Carolina, meu amor

carol

De tanto você pedir, eu finalmente nasci. A Buty tinha o Rafa, a Nati tinha a Lu, e só você, de todas as primas, não uma “rirmãzinha”. Fez bico, fez greve, fez de tudo. Não ia sossegar enquanto não tivesse a sua própria pirralha. Conseguiu. De tanto você pedir, eu vim. Quatro anos e oito meses depois. Toda gorducha. Cheguei com um patins amarelo de quatro rodas para te presentear. Você ficou encantada. Seus olhos pareciam duas jabuticabas e me olhavam com curiosidade. Lá estava eu, uma “rirmã” todinha só para você.
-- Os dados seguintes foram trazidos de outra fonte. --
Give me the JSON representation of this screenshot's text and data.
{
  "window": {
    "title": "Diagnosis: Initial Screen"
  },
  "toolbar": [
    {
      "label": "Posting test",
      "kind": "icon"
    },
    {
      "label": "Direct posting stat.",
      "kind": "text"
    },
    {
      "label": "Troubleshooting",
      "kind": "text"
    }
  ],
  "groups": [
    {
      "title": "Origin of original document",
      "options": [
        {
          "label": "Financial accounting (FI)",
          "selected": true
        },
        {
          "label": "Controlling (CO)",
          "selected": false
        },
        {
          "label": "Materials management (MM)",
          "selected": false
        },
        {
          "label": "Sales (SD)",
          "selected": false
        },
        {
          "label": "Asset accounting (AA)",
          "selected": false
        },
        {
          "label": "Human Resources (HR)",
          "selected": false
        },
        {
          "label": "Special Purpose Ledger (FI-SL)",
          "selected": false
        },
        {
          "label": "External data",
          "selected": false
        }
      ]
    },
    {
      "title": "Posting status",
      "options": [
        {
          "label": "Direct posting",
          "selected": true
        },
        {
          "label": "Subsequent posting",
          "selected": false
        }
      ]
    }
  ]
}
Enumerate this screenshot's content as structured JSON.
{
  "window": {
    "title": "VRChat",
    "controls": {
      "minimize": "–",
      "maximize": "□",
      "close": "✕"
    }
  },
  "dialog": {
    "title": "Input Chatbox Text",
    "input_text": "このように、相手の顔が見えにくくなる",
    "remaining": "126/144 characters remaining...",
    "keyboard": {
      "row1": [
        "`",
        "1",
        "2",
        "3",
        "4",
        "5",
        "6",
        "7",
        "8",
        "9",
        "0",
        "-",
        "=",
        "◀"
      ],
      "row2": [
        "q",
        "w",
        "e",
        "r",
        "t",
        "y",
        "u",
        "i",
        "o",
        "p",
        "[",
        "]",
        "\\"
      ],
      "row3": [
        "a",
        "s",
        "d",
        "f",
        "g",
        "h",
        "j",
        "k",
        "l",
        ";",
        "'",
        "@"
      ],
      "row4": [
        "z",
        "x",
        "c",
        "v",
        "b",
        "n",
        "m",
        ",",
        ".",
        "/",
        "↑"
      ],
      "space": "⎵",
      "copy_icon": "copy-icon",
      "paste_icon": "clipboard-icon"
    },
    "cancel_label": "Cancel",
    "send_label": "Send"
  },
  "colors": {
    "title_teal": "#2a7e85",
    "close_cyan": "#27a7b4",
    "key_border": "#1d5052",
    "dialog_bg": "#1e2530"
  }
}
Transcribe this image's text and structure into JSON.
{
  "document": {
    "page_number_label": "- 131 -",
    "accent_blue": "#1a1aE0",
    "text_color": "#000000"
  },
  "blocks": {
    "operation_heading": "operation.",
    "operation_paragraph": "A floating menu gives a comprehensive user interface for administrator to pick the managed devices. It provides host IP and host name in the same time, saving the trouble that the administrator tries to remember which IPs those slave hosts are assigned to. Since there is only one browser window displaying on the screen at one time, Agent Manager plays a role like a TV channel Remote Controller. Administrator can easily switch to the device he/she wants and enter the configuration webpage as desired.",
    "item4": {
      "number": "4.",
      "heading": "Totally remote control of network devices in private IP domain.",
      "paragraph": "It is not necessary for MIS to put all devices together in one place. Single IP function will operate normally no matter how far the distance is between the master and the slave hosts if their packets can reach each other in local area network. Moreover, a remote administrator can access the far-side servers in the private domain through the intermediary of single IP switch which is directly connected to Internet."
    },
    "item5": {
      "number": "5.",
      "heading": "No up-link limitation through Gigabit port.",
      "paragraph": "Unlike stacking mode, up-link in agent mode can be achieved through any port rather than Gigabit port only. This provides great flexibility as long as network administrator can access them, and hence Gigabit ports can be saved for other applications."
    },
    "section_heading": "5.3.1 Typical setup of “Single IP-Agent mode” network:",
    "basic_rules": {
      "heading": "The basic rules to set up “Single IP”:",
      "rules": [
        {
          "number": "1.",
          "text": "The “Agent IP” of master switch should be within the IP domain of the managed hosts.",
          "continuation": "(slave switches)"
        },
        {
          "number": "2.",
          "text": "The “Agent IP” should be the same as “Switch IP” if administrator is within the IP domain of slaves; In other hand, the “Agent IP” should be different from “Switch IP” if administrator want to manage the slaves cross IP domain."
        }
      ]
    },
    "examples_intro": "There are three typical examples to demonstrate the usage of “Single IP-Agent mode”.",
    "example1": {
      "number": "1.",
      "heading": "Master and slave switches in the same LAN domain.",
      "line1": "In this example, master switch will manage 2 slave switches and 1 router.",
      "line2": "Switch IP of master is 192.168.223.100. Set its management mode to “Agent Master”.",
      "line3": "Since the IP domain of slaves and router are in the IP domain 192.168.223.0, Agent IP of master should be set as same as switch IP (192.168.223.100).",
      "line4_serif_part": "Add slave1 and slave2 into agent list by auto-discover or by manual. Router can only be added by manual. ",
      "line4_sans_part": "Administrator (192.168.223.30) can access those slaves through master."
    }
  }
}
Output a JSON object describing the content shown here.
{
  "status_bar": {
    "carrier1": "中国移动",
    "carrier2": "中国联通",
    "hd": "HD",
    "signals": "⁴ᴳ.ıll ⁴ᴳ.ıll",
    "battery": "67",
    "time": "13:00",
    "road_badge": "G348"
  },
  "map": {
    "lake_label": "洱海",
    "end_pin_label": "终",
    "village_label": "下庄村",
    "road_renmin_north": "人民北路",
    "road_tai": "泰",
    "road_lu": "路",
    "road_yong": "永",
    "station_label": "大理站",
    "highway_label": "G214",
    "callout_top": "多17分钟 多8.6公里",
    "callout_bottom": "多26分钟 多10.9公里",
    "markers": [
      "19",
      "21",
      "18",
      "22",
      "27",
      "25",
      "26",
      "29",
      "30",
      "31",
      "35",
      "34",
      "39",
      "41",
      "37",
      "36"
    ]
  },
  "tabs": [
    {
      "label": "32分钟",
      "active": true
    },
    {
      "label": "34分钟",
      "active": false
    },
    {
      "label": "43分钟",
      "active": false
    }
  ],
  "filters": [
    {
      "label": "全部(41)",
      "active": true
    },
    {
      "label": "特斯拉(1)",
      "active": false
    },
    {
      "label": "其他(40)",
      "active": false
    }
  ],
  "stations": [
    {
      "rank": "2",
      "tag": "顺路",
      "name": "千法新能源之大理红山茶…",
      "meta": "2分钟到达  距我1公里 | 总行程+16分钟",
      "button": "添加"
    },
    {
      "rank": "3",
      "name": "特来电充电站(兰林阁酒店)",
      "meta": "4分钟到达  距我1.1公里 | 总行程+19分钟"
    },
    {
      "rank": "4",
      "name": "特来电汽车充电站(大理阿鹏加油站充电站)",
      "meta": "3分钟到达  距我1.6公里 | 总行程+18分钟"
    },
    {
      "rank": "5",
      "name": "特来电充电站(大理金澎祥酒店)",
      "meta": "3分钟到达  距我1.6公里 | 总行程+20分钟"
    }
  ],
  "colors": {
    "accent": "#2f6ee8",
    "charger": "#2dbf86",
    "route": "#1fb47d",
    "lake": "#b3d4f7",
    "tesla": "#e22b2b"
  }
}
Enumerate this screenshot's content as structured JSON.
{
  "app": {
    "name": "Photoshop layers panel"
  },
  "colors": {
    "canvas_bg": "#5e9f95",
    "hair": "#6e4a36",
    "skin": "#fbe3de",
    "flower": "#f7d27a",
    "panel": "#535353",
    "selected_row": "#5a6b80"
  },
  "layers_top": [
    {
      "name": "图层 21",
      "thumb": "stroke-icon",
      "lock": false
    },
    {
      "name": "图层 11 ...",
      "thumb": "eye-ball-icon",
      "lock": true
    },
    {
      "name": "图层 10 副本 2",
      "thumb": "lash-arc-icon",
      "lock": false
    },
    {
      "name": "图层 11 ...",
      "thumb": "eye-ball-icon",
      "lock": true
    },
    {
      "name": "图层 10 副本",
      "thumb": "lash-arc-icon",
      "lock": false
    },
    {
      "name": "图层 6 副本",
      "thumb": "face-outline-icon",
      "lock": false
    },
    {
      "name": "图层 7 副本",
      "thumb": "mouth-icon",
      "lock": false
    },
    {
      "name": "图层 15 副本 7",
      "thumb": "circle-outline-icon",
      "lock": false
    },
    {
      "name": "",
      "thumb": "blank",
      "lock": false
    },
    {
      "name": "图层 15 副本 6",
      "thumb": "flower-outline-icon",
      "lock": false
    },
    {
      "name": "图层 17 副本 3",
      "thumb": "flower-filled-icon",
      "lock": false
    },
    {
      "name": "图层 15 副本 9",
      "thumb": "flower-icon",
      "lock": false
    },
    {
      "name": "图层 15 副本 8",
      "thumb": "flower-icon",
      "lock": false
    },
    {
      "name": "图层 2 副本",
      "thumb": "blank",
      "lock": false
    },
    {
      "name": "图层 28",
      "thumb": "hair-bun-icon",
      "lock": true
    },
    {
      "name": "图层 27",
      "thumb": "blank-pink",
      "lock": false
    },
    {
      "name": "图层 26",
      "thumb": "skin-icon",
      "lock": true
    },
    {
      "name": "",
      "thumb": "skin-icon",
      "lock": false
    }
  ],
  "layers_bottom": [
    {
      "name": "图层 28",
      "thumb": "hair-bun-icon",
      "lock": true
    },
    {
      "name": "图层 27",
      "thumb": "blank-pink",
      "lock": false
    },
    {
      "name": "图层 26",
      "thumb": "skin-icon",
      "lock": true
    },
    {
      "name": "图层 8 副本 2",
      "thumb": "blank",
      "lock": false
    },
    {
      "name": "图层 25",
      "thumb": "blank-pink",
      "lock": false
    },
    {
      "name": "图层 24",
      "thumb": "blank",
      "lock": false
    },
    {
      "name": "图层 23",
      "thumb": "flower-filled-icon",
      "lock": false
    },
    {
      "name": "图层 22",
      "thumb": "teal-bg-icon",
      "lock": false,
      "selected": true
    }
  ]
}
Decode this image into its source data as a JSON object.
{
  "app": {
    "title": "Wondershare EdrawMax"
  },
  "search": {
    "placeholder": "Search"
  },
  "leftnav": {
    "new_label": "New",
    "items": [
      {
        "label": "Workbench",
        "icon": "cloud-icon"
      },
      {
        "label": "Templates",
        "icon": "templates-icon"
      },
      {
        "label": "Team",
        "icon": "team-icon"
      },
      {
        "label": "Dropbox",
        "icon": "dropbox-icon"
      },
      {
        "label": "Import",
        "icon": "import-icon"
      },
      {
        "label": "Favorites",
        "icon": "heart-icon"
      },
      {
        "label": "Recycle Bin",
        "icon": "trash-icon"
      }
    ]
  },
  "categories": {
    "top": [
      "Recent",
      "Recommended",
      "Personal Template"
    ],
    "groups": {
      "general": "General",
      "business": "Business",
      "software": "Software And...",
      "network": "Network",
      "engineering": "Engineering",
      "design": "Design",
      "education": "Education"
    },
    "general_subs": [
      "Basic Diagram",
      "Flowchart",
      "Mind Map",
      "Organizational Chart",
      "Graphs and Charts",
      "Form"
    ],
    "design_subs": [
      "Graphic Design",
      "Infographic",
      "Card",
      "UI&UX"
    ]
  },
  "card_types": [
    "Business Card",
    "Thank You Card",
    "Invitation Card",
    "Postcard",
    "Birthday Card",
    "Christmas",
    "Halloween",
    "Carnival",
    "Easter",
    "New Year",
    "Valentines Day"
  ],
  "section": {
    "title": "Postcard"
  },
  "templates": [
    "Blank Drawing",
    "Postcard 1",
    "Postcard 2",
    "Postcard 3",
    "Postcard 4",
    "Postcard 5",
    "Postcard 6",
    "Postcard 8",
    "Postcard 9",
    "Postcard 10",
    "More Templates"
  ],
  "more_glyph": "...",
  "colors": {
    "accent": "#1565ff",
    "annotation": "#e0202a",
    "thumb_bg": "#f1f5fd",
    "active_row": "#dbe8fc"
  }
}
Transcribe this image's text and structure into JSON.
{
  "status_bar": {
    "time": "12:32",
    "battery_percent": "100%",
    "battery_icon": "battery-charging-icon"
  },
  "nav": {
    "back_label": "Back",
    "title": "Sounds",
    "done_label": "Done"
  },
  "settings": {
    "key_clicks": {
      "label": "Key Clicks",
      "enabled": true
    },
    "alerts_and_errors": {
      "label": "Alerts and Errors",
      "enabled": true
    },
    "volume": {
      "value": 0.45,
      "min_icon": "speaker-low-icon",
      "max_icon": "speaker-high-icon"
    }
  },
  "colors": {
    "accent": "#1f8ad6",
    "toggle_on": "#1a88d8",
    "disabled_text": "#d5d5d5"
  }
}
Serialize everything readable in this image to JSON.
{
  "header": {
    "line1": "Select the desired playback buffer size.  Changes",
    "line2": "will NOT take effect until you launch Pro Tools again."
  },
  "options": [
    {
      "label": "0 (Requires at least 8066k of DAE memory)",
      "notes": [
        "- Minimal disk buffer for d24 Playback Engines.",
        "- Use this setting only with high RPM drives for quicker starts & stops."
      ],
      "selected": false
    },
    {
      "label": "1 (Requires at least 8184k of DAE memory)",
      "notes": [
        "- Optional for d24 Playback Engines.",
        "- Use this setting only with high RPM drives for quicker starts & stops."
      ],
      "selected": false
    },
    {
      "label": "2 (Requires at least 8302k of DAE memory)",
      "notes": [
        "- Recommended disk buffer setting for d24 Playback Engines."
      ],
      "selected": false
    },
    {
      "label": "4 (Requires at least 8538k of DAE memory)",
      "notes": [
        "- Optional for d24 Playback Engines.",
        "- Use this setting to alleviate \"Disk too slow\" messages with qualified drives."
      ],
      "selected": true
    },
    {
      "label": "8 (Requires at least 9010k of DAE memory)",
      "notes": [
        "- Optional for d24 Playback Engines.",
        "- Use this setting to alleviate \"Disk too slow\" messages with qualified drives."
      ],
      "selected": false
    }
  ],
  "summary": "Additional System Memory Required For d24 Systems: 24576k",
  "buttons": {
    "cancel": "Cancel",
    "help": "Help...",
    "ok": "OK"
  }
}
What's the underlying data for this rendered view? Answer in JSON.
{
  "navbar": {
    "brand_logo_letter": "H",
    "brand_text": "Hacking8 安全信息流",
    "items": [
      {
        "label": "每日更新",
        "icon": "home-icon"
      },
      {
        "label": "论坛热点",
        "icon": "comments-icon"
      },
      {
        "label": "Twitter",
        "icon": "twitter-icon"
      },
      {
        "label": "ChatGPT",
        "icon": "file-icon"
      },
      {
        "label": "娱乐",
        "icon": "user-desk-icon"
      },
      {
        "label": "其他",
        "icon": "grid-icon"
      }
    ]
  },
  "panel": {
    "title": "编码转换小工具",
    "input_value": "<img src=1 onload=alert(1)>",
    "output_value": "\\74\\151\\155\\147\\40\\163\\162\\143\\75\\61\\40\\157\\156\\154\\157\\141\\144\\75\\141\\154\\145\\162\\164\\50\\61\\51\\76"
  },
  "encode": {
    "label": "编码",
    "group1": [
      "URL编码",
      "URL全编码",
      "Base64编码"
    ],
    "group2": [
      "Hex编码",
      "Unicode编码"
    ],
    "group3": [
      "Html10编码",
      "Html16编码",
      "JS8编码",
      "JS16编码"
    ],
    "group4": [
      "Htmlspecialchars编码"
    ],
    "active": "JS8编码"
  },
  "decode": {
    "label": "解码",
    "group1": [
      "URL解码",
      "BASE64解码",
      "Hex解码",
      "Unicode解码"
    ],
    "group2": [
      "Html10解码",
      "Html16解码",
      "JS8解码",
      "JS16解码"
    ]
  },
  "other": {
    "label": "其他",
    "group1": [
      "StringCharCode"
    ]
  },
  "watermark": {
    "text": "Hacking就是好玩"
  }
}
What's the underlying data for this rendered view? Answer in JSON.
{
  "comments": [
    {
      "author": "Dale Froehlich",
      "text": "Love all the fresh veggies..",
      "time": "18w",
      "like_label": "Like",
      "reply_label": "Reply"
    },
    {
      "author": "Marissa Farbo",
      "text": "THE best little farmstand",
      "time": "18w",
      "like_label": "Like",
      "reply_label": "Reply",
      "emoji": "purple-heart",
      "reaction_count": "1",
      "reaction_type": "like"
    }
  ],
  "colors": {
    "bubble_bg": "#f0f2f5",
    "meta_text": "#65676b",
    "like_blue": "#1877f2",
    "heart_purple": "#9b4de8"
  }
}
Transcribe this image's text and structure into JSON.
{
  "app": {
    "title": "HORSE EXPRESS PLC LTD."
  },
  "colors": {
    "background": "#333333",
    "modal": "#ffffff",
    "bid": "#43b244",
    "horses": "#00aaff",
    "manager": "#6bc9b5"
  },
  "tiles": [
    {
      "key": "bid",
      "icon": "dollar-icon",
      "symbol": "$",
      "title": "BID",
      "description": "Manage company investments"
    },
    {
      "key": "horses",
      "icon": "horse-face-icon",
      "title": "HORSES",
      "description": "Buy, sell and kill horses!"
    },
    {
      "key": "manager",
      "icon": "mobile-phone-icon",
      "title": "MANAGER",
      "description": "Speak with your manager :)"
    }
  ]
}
Eu não me lembro de nada disso. Porém a mamãe lembra e sempre me contava essa história com muita alegria. Você gostava de mim antes mesmo de eu nascer. Você sempre me quis. Talvez seja por isso que me trate como se fosse sua filha. Até hoje. E eu reclamo, reclamo, reclamo, mas isso faz parte do seu amor de irmã mais velha, eu sei. De irmã que dividiu os pais, antes só seus, comigo. E dividiu os brinquedos, o espaço no sofá, os primos, os avós e até a babá. E divide até hoje. Roupa, banheiro, família… Só o sofá que, hoje em dia, você gosta de ocupar todo sozinha. Mete a cabeça no meu colo, o pé no colo do papai, e a mamãe fica apertadinha no canto esquerdo. Um sofá enorme, a seu dispor. E a gente reclama, mesmo adorando ter sua companhia enquanto assistimos novela.

Quando crianças, você me irritava – algumas vezes de propósito, outras vezes sem querer – e eu partia para cima. Compensava minha falta de argumentos distribuindo tapas e socos em você. Você nunca me bateu de volta. Eu lembro que fiquei muito assustada quando percebi isso. Mesmo eu te batendo quase diariamente, você nunca revidou. Adorava me provocar, mas não tinha a intenção de me machucar. Nunca teve. Anos mais tarde, voltando de uma cachoeira, você disse para o seu namorado “ajuda a Clara a subir, prefiro ela fora de perigo do que eu”. Mais uma vez me constrangi pela sua proteção. Eu também não queria você em perigo. Também trocaria a minha vida pela sua. Eu também te amo a esse ponto.

Te ver chorando após terminar o namoro no Ensino Médio foi uma das piores sensações que senti na minha vida. Você no banheiro, encharcada de água e choro. Eu senti seu desespero dentro de mim. Quis transformar a sua dor em uma paz intensa. Mas não consegui. Fiquei abraçada te ouvindo chorar. Tinha certeza que vocês voltariam. Não voltaram. Desacreditei no amor romântico pela primeira vez. Entretanto, no dia em que eu terminei meu último relacionamento, você me contou que estava namorando com o Gus. E, desde então, vocês vem me ensinando que esse tipo de amor existe sim. Que ele é maior do que se imagina. Que ele é bom. A paz que eu quis tanto que preenchesse o seu coração anos atrás, finalmente tomou conta de você por inteiro. Para sempre. E essa é uma das minhas maiores alegrias.

Já o nosso amor, não é tão tranquilo. São 22 anos e cinco meses de convivência. É muita história, muita saudade, muito medo de te perder. Você viveu quase cinco anos sem mim. Eu nunca existi sem você. Comecei a existir dentro da sua vontade. Sou metade você desde sempre. Mesmo quando morou Londres, mesmo quando eu te imitei, você esteve ao meu lado. Agora você é adulta e eu – apesar de fugir – já sou quase uma. Algumas coisas vão mudar. Você vai se casar, eu quero morar fora, talvez me case, o papai e a mamãe vão morrer de saudades. E eu também. Vamos ter filhos. Nossas próprias famílias. Os Natais vão ser complicados. Tentaremos almoçar juntos em alguns domingos, talvez eu te mande e-mails diários e você continue me ligando após o expediente, com a voz mansa e uma falta de assunto danada, mas feliz em estar ouvindo a minha voz.

A verdade é que seremos para sempre irmãs, algumas pessoas continuarão a confundir nossos nomes e datas de aniversário, outras vão continuar se referindo a mim como “a irmã da Carol Novais”. E eu vou ter muito orgulho disso tudo, como sempre tive. Eu amo você e escrevo este texto para que você nunca duvide disso. E para que se lembre de tudo que fomos, de tudo que somos e de tudo que ainda vamos ser. Obrigada por ter me querido. Também te quero muito. Feliz 27º aniversário.